Rapid growth of solar power capacity brings more episodes of overloads, when grid operators have to curtail photovoltaic and wind power production. At the same time, sudden weather changes can push production to a critically low level, which can also cause outages before conventional facilities step in to cover the deficit.

Curtailments to double this year

Founder of the CyprusGrid tracking platform Andreas Procopiou said on LinkedIn that more than 167 GWh of renewable energy was curtailed in the first half of the year. It’s how much was lost whole last year, he pointed out.

The conventional power plants in Cyprus aren’t able to lower or boost production fast enough to balance the changes in renewables

The cuts will almost certainly exceed 300 GWh in 2025, doubling the all-time high in just one year, Procopiou estimated.
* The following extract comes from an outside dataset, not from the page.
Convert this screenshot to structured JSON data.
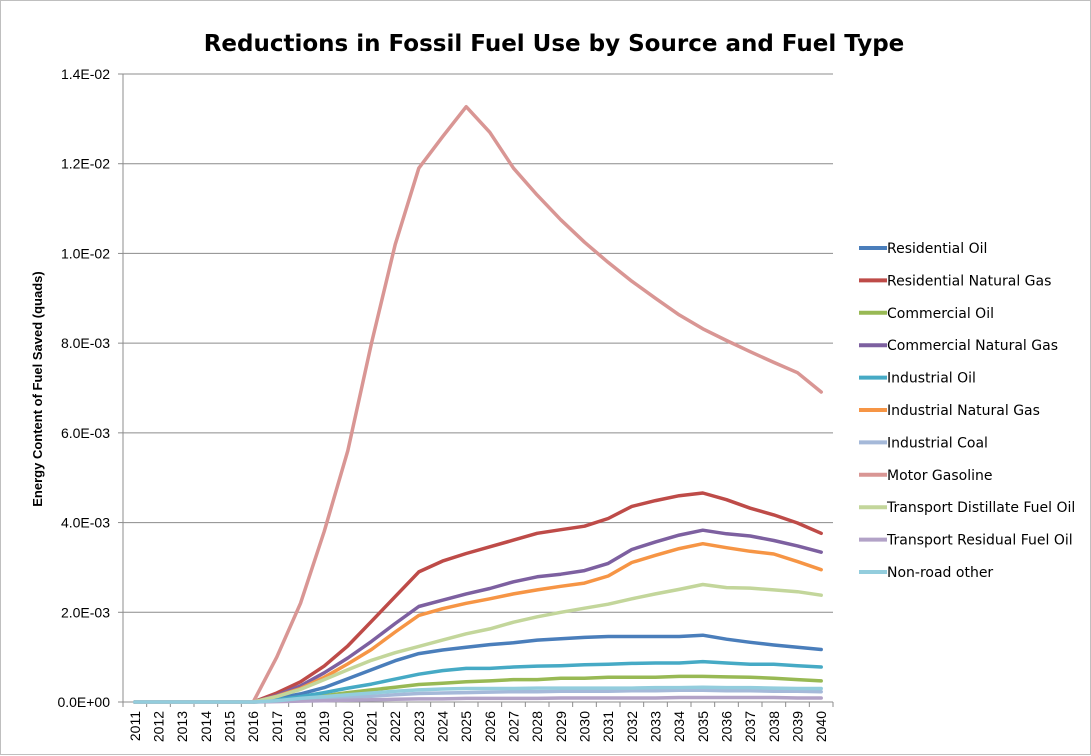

The average monthly growth rate has actually more than doubled from 2024, according to the developer of the electricity generation tracker.

Cuts boost emission costs by EUR 8 million

Curtailments erased 20.8 GWh in June alone. The daily average was 29.3% of total renewables output. It compares to May’s 33.9 GWh and 50.3%, respectively, after 37.9 GWh and 61.4% in April. March was the worst, with 38.2 GWh lost, or a whopping 67.9% of potential production, CyprusGrid data shows.

“Solar energy that could reduce costs and pollutants ends up being lost. For 2025 alone, the cuts already amount to more than 100,000 tons of additional CO₂ emissions and an additional burden of around EUR 8 million for emission allowances. A cost that we all ultimately pay,” Procopiou stressed.

Without storage, flexibility and serious planning, the energy transition remains just an empty slogan, the renewable energy expert pointed out.

Nevertheless, French giant TotalEnergies isn’t intimidated by the curtailments. It won the environmental approval a month ago for a photovoltaic park of 100 MW in peak capacity. But the company is planning to include energy storage.